Previously every time Trump’s name got mentioned in the same breath as the Peace Prize I’d feel my blood pressure spike. It offended me, not just politically, but morally. The very idea that a man who actively undermined alliances, courted despots, mocked the international order, and fanned the flames of domestic insurrection could receive that prize? It felt obscene.

But something has shifted. And it’s not because I’ve become indifferent to peace. Quite the opposite, it’s because I care so deeply about the concept of peace that I’ve decided not to look for its validation in the Nobel.

Let’s talk about the rules for a second. The Nobel Peace Prize, according to Alfred Nobel’s will, should go to the person or organization that has done “the most or the best work for fraternity between nations, the abolition or reduction of standing armies, and the holding and promotion of peace congresses.” That’s a noble goal. But in practice? The rules are discretionary. There’s no official short list, no vetting of criminal records, no requirement for lasting peace, just significant action that someone, somewhere, thinks nudged the world in the right direction.

Eligible nominators include members of national parliaments, heads of state, university professors, and past laureates. Netanyahu, as a sitting prime minister qualifies. And if the committee wants to take it seriously, they can. Or they can file it under “we’ll pretend to read this later” and move on.

But here’s where it shifts for me. Because if this nomination is what it takes to get Trump back onside with supporting Ukraine then I’m not sure I care about the price of that bribe. Because today Trump reversed course and endorsed continued U.S. weapons aid. If dangling a gold medallion in front of him helps even a little in resisting Putin’s bloodlust, fine. Let him have the shiny object.

Because the truth is, the Peace Prize has already been handed to people with long shadows. Henry Kissinger, and Yasser Arafat, and really even Barack Obama win was aspirational more than earned. The award has always been half idealism, half geopolitics.
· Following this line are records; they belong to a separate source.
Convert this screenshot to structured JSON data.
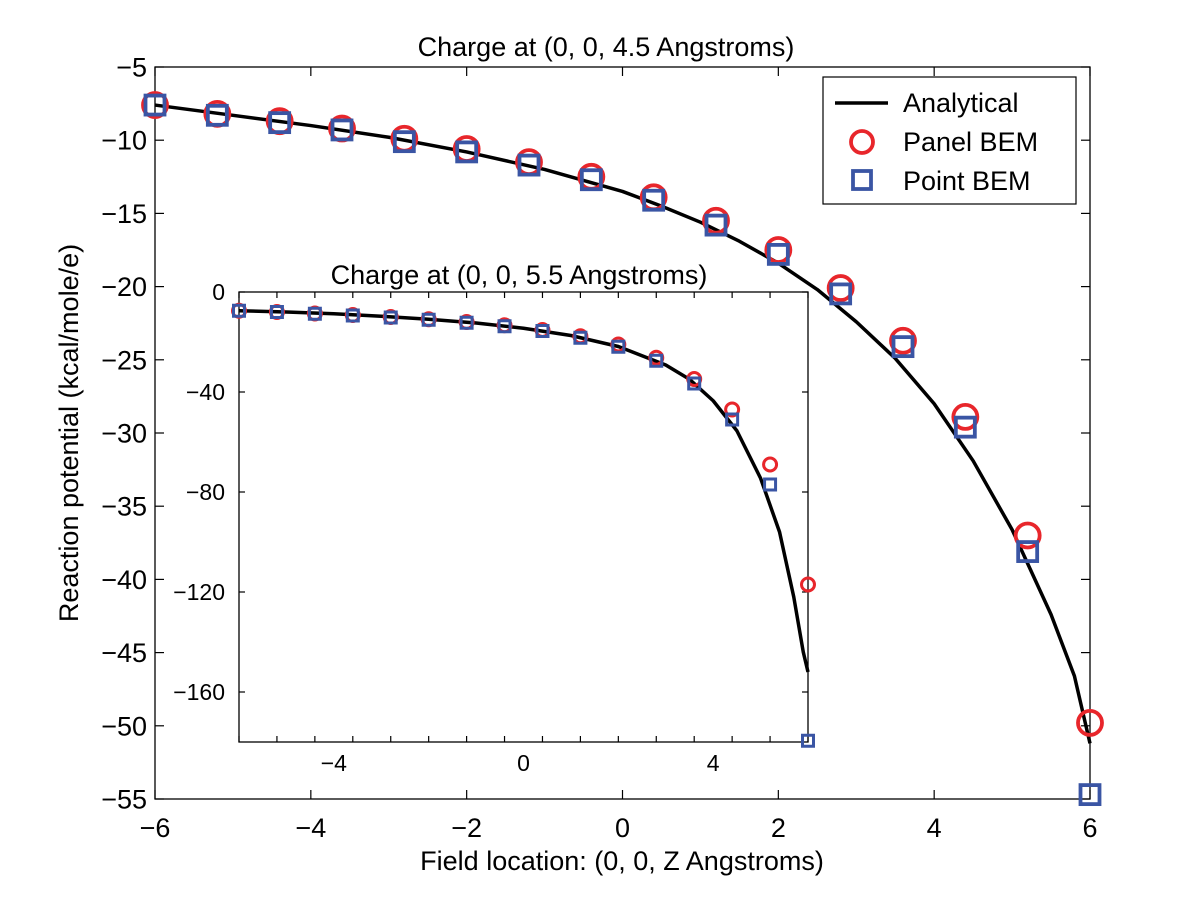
{
  "colors": {
    "analytical": "#000000",
    "panel": "#e8262b",
    "point": "#3a55a4",
    "axes": "#000000"
  },
  "chart_data": [
    {
      "type": "line",
      "title": "Charge at (0, 0, 4.5 Angstroms)",
      "xlabel": "Field location: (0, 0, Z Angstroms)",
      "ylabel": "Reaction potential (kcal/mole/e)",
      "xlim": [
        -6,
        6
      ],
      "ylim": [
        -55,
        -5
      ],
      "xticks": [
        -6,
        -4,
        -2,
        0,
        2,
        4,
        6
      ],
      "xtick_labels": [
        "−6",
        "−4",
        "−2",
        "0",
        "2",
        "4",
        "6"
      ],
      "yticks": [
        -5,
        -10,
        -15,
        -20,
        -25,
        -30,
        -35,
        -40,
        -45,
        -50,
        -55
      ],
      "ytick_labels": [
        "−5",
        "−10",
        "−15",
        "−20",
        "−25",
        "−30",
        "−35",
        "−40",
        "−45",
        "−50",
        "−55"
      ],
      "legend": {
        "position": "top-right",
        "entries": [
          {
            "label": "Analytical",
            "marker": "line"
          },
          {
            "label": "Panel BEM",
            "marker": "circle"
          },
          {
            "label": "Point BEM",
            "marker": "square"
          }
        ]
      },
      "series": [
        {
          "name": "Analytical",
          "style": "line",
          "x": [
            -6,
            -5,
            -4,
            -3,
            -2,
            -1,
            0,
            0.5,
            1,
            1.5,
            2,
            2.5,
            3,
            3.5,
            4,
            4.5,
            5,
            5.5,
            5.8,
            6
          ],
          "y": [
            -7.6,
            -8.3,
            -9.0,
            -9.8,
            -10.8,
            -12.0,
            -13.5,
            -14.5,
            -15.6,
            -16.9,
            -18.4,
            -20.2,
            -22.4,
            -24.9,
            -28.0,
            -31.9,
            -36.6,
            -42.4,
            -46.6,
            -51.2
          ]
        },
        {
          "name": "Panel BEM",
          "style": "circle",
          "x": [
            -6,
            -5.2,
            -4.4,
            -3.6,
            -2.8,
            -2.0,
            -1.2,
            -0.4,
            0.4,
            1.2,
            2.0,
            2.8,
            3.6,
            4.4,
            5.2,
            6.0
          ],
          "y": [
            -7.6,
            -8.2,
            -8.7,
            -9.2,
            -9.9,
            -10.6,
            -11.5,
            -12.5,
            -13.9,
            -15.5,
            -17.5,
            -20.1,
            -23.7,
            -28.9,
            -37.0,
            -49.8
          ]
        },
        {
          "name": "Point BEM",
          "style": "square",
          "x": [
            -6,
            -5.2,
            -4.4,
            -3.6,
            -2.8,
            -2.0,
            -1.2,
            -0.4,
            0.4,
            1.2,
            2.0,
            2.8,
            3.6,
            4.4,
            5.2,
            6.0
          ],
          "y": [
            -7.6,
            -8.3,
            -8.8,
            -9.3,
            -10.1,
            -10.8,
            -11.7,
            -12.7,
            -14.1,
            -15.8,
            -17.8,
            -20.5,
            -24.1,
            -29.6,
            -38.1,
            -54.7
          ]
        }
      ]
    },
    {
      "type": "line",
      "title": "Charge at (0, 0, 5.5 Angstroms)",
      "xlabel": "",
      "ylabel": "",
      "xlim": [
        -6,
        6
      ],
      "ylim": [
        -180,
        0
      ],
      "xticks": [
        -6,
        -5.2,
        -4.4,
        -3.6,
        -2.8,
        -2,
        -1.2,
        -0.4,
        0.4,
        1.2,
        2,
        2.8,
        3.6,
        4.4,
        5.2,
        6
      ],
      "xtick_labels_at": [
        -4,
        0,
        4
      ],
      "xtick_labels": [
        "−4",
        "0",
        "4"
      ],
      "yticks": [
        0,
        -40,
        -80,
        -120,
        -160
      ],
      "ytick_labels": [
        "0",
        "−40",
        "−80",
        "−120",
        "−160"
      ],
      "series": [
        {
          "name": "Analytical",
          "style": "line",
          "x": [
            -6,
            -5,
            -4,
            -3,
            -2,
            -1,
            0,
            1,
            2,
            3,
            3.5,
            4,
            4.5,
            5,
            5.4,
            5.7,
            5.9,
            6
          ],
          "y": [
            -7.5,
            -8.0,
            -8.7,
            -9.7,
            -10.9,
            -12.4,
            -14.5,
            -17.4,
            -21.8,
            -29.2,
            -34.9,
            -43.5,
            -55.5,
            -74.5,
            -96.0,
            -122.0,
            -144.0,
            -152.0
          ]
        },
        {
          "name": "Panel BEM",
          "style": "circle",
          "x": [
            -6,
            -5.2,
            -4.4,
            -3.6,
            -2.8,
            -2.0,
            -1.2,
            -0.4,
            0.4,
            1.2,
            2.0,
            2.8,
            3.6,
            4.4,
            5.2,
            6.0
          ],
          "y": [
            -7.5,
            -8.0,
            -8.6,
            -9.2,
            -10.0,
            -10.9,
            -12.0,
            -13.3,
            -15.2,
            -17.7,
            -21.0,
            -26.3,
            -34.8,
            -47.0,
            -69.0,
            -117.0
          ]
        },
        {
          "name": "Point BEM",
          "style": "square",
          "x": [
            -6,
            -5.2,
            -4.4,
            -3.6,
            -2.8,
            -2.0,
            -1.2,
            -0.4,
            0.4,
            1.2,
            2.0,
            2.8,
            3.6,
            4.4,
            5.2,
            6.0
          ],
          "y": [
            -7.5,
            -8.0,
            -8.7,
            -9.4,
            -10.2,
            -11.1,
            -12.3,
            -13.7,
            -15.6,
            -18.3,
            -21.9,
            -27.5,
            -36.6,
            -51.0,
            -77.0,
            -179.5
          ]
        }
      ]
    }
  ]
}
Sometimes it celebrates courageous changemakers. Other times it gets used to slap a sauve on a festering wound and call it healing. So if that’s the game, I’m not going to rage at the players anymore.
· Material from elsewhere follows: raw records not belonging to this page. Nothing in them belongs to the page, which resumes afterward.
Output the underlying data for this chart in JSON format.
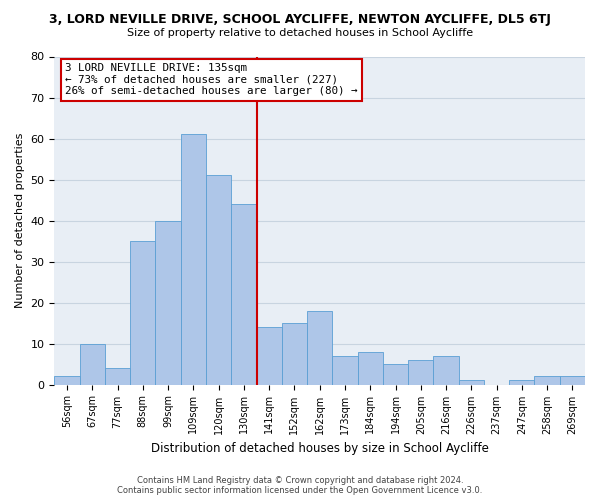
{
  "title": "3, LORD NEVILLE DRIVE, SCHOOL AYCLIFFE, NEWTON AYCLIFFE, DL5 6TJ",
  "subtitle": "Size of property relative to detached houses in School Aycliffe",
  "xlabel": "Distribution of detached houses by size in School Aycliffe",
  "ylabel": "Number of detached properties",
  "bin_labels": [
    "56sqm",
    "67sqm",
    "77sqm",
    "88sqm",
    "99sqm",
    "109sqm",
    "120sqm",
    "130sqm",
    "141sqm",
    "152sqm",
    "162sqm",
    "173sqm",
    "184sqm",
    "194sqm",
    "205sqm",
    "216sqm",
    "226sqm",
    "237sqm",
    "247sqm",
    "258sqm",
    "269sqm"
  ],
  "bar_heights": [
    2,
    10,
    4,
    35,
    40,
    61,
    51,
    44,
    14,
    15,
    18,
    7,
    8,
    5,
    6,
    7,
    1,
    0,
    1,
    2,
    2
  ],
  "bar_color": "#aec6e8",
  "bar_edge_color": "#5a9fd4",
  "annotation_title": "3 LORD NEVILLE DRIVE: 135sqm",
  "annotation_line1": "← 73% of detached houses are smaller (227)",
  "annotation_line2": "26% of semi-detached houses are larger (80) →",
  "annotation_box_color": "#ffffff",
  "annotation_box_edge_color": "#cc0000",
  "ref_line_color": "#cc0000",
  "ref_line_index": 7.5,
  "ylim": [
    0,
    80
  ],
  "yticks": [
    0,
    10,
    20,
    30,
    40,
    50,
    60,
    70,
    80
  ],
  "footer1": "Contains HM Land Registry data © Crown copyright and database right 2024.",
  "footer2": "Contains public sector information licensed under the Open Government Licence v3.0.",
  "bg_color": "#e8eef5",
  "grid_color": "#c8d4e0"
}
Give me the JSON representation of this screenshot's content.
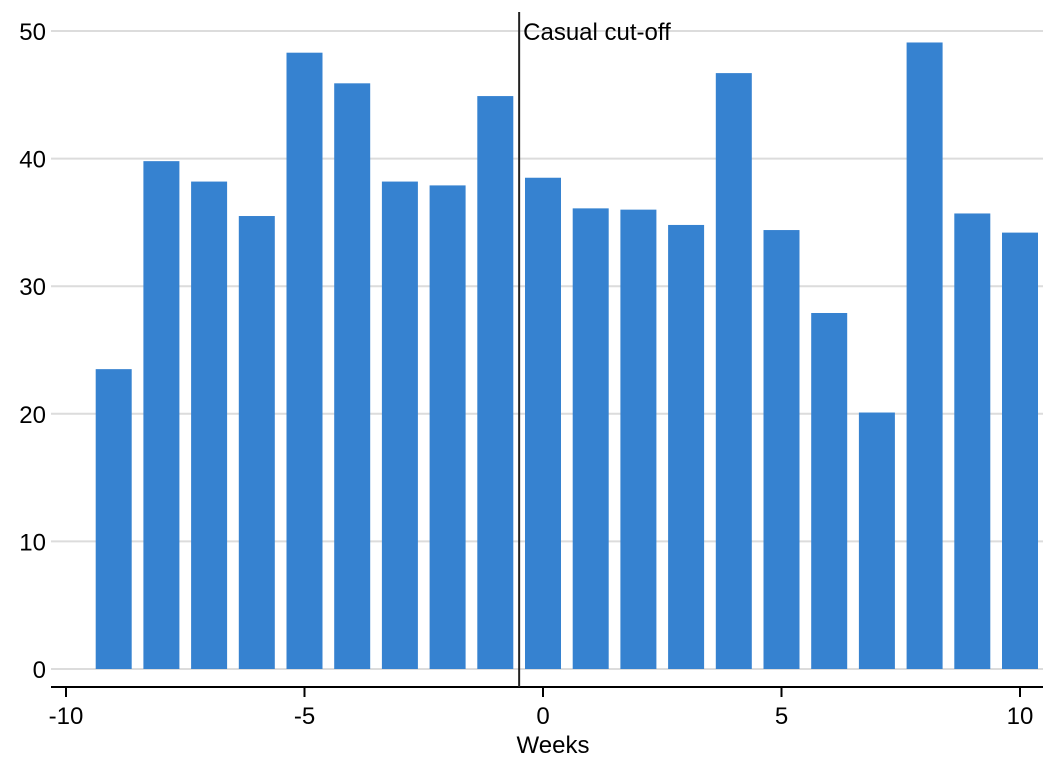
{
  "chart_data": {
    "type": "bar",
    "xlabel": "Weeks",
    "ylabel": "",
    "x": [
      -9,
      -8,
      -7,
      -6,
      -5,
      -4,
      -3,
      -2,
      -1,
      0,
      1,
      2,
      3,
      4,
      5,
      6,
      7,
      8,
      9,
      10
    ],
    "values": [
      23.5,
      39.8,
      38.2,
      35.5,
      48.3,
      45.9,
      38.2,
      37.9,
      44.9,
      38.5,
      36.1,
      36.0,
      34.8,
      46.7,
      34.4,
      27.9,
      20.1,
      49.1,
      35.7,
      34.2
    ],
    "xlim": [
      -10,
      10
    ],
    "ylim": [
      0,
      50
    ],
    "xticks": [
      -10,
      -5,
      0,
      5,
      10
    ],
    "yticks": [
      0,
      10,
      20,
      30,
      40,
      50
    ],
    "grid": "horizontal",
    "bar_color": "#3682d0",
    "grid_color": "#dcdcdc",
    "cutoff": {
      "x": -0.5,
      "label": "Casual cut-off",
      "color": "#222222"
    }
  }
}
I used to think the prize itself stood for something unshakable. But peace is not a PR strategy, and we cheapen it when we hand out accolades like participation medals in a global ego contest. So if Trump wants a Nobel to cap his legacy, let him chase it. If it keeps him vaguely pointed in the direction of global cooperation, fine. Everyone’s got their own fight to fight. And I’m not going to fight over this one.
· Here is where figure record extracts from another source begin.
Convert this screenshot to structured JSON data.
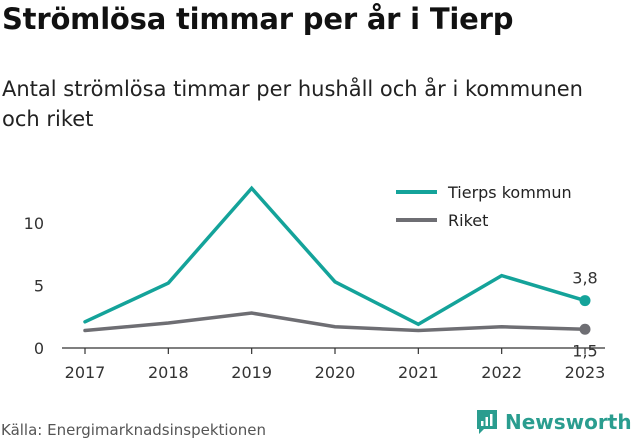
{
  "header": {
    "title": "Strömlösa timmar per år i Tierp",
    "subtitle": "Antal strömlösa timmar per hushåll och år i kommunen och riket"
  },
  "footer": {
    "source": "Källa: Energimarknadsinspektionen",
    "logo_text": "Newsworthy",
    "logo_icon": "newsworthy-chart-logo-icon"
  },
  "chart_data": {
    "type": "line",
    "x": [
      "2017",
      "2018",
      "2019",
      "2020",
      "2021",
      "2022",
      "2023"
    ],
    "series": [
      {
        "name": "Tierps kommun",
        "color": "#14a39a",
        "values": [
          2.1,
          5.2,
          12.8,
          5.3,
          1.9,
          5.8,
          3.8
        ],
        "end_label": "3,8"
      },
      {
        "name": "Riket",
        "color": "#6e6e73",
        "values": [
          1.4,
          2.0,
          2.8,
          1.7,
          1.4,
          1.7,
          1.5
        ],
        "end_label": "1,5"
      }
    ],
    "yticks": [
      {
        "value": 0,
        "label": "0"
      },
      {
        "value": 5,
        "label": "5"
      },
      {
        "value": 10,
        "label": "10"
      }
    ],
    "ylim": [
      0,
      14.5
    ],
    "grid": false,
    "legend": "top-right"
  }
}
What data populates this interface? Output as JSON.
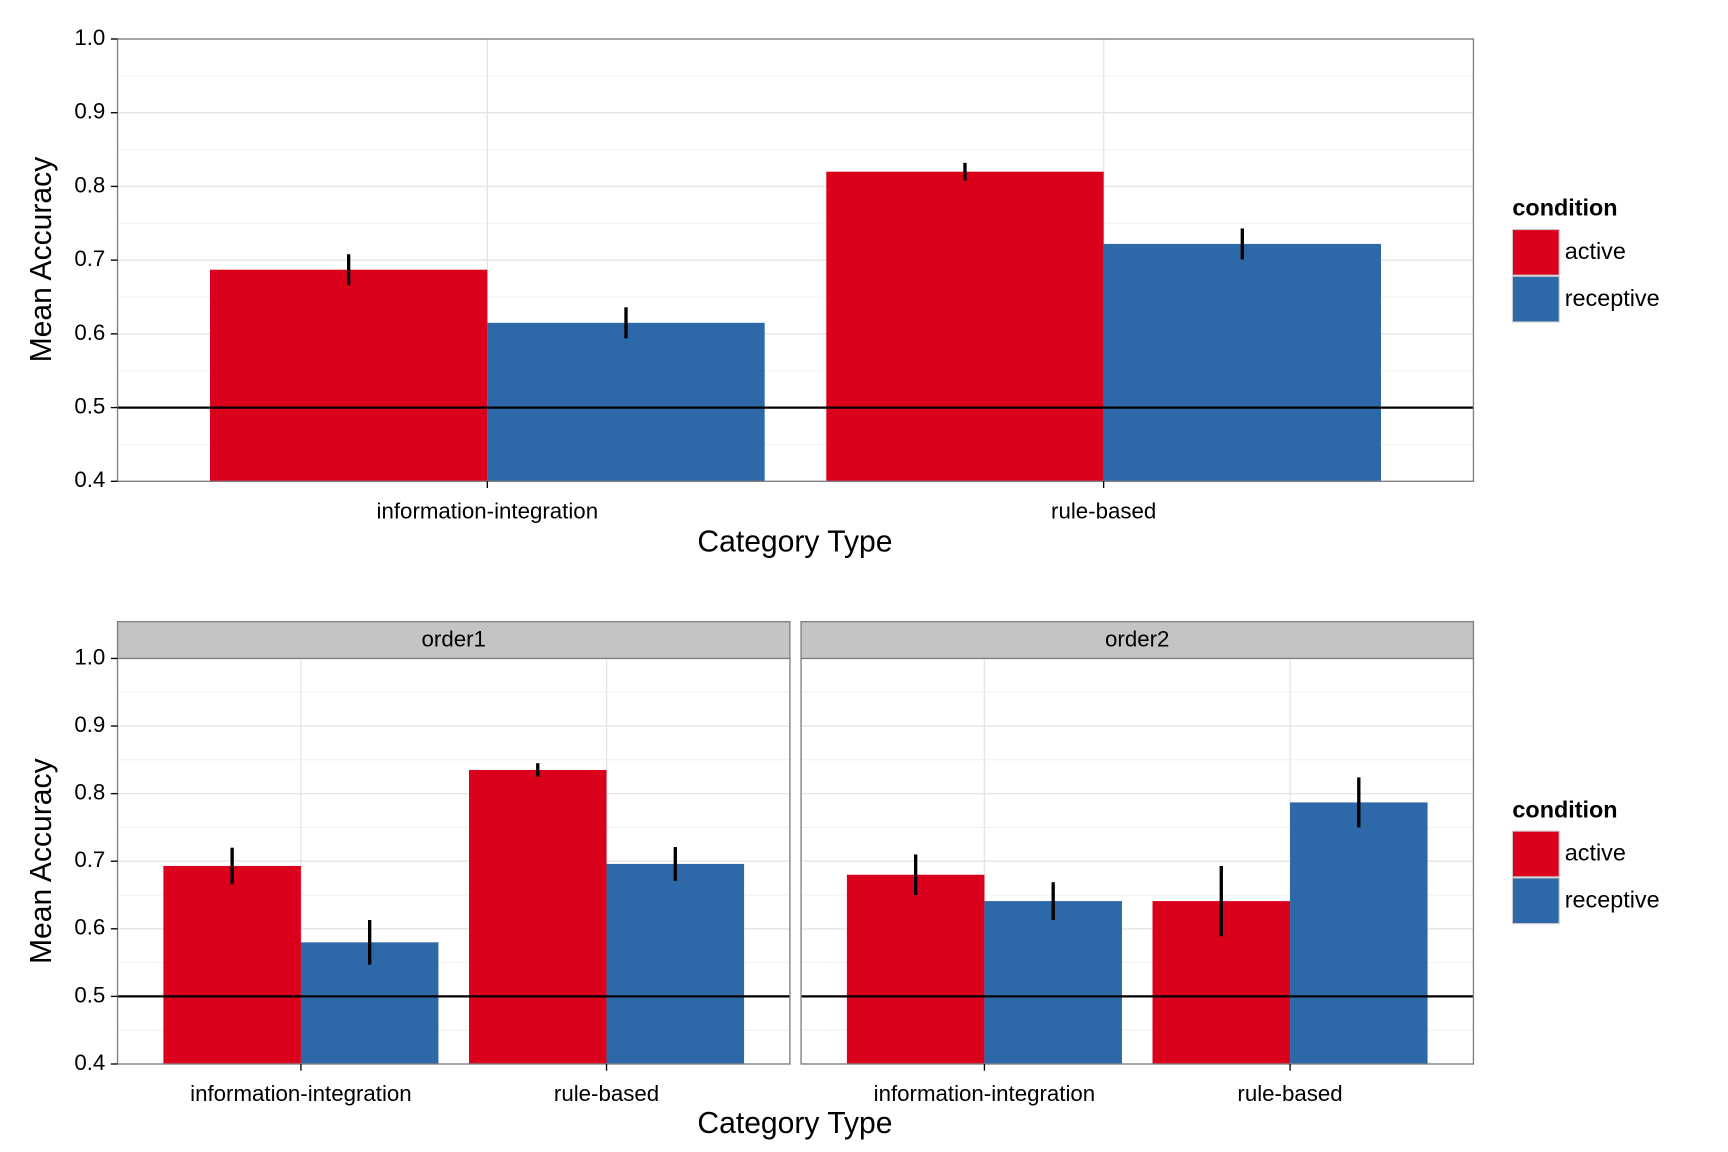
{
  "chart_data": [
    {
      "type": "bar",
      "x_label": "Category Type",
      "y_label": "Mean Accuracy",
      "legend_title": "condition",
      "categories": [
        "information-integration",
        "rule-based"
      ],
      "series": [
        {
          "name": "active",
          "color": "#db001b",
          "values": [
            0.687,
            0.82
          ],
          "errors": [
            0.021,
            0.012
          ]
        },
        {
          "name": "receptive",
          "color": "#2d69a8",
          "values": [
            0.615,
            0.722
          ],
          "errors": [
            0.021,
            0.021
          ]
        }
      ],
      "ylim": [
        0.4,
        1.0
      ],
      "yticks": [
        0.4,
        0.5,
        0.6,
        0.7,
        0.8,
        0.9,
        {
          "value": 1.0,
          "label": "1.0"
        }
      ],
      "hline": 0.5,
      "grid": true
    },
    {
      "type": "facet_bar",
      "x_label": "Category Type",
      "y_label": "Mean Accuracy",
      "legend_title": "condition",
      "categories": [
        "information-integration",
        "rule-based"
      ],
      "facets": [
        {
          "title": "order1",
          "series": [
            {
              "name": "active",
              "color": "#db001b",
              "values": [
                0.693,
                0.835
              ],
              "errors": [
                0.027,
                0.01
              ]
            },
            {
              "name": "receptive",
              "color": "#2d69a8",
              "values": [
                0.58,
                0.696
              ],
              "errors": [
                0.033,
                0.025
              ]
            }
          ]
        },
        {
          "title": "order2",
          "series": [
            {
              "name": "active",
              "color": "#db001b",
              "values": [
                0.68,
                0.641
              ],
              "errors": [
                0.03,
                0.052
              ]
            },
            {
              "name": "receptive",
              "color": "#2d69a8",
              "values": [
                0.641,
                0.787
              ],
              "errors": [
                0.028,
                0.037
              ]
            }
          ]
        }
      ],
      "ylim": [
        0.4,
        1.0
      ],
      "yticks": [
        0.4,
        0.5,
        0.6,
        0.7,
        0.8,
        0.9,
        {
          "value": 1.0,
          "label": "1.0"
        }
      ],
      "hline": 0.5,
      "grid": true
    }
  ]
}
Because here’s where I’ve landed: I’m not shocked anymore. I’m not angry. I’m not even disappointed. I’m done caring. The Nobel Peace Prize? It just doesn’t mean anything. And whether Trump wins it or not? It has no bearing on the things I actually care about, like whether people are still dying in Gaza, or if Ukraine gets shelled into a crater, or if children anywhere have to grow up in rubble.

Give him the prize. Wrap it in velvet. Let him hang it in Mar-a-Lago next to a fake Time Magazine cover. If it shuts him up and slows the march to another war, I’m good with that. Because in the grand scheme, whether he wins it or not is just not the most important thing to me anymore. Peace is. Not props. Not pageantry. As for the signficance of this medal. Maybe it once stood for something but now I question that and I’m fine if they give it to whoever needs it to behave, like the promised treat if the tantrum stops. If it keeps the missiles grounded and the egos quiet, hand it over and move on. I just can’t waste my energy on this one. Not when there are actual lives at stake elsewhere. Not when the prize itself has already been gamified. Not when the possibility is that someone behaves better just because they want a sticker.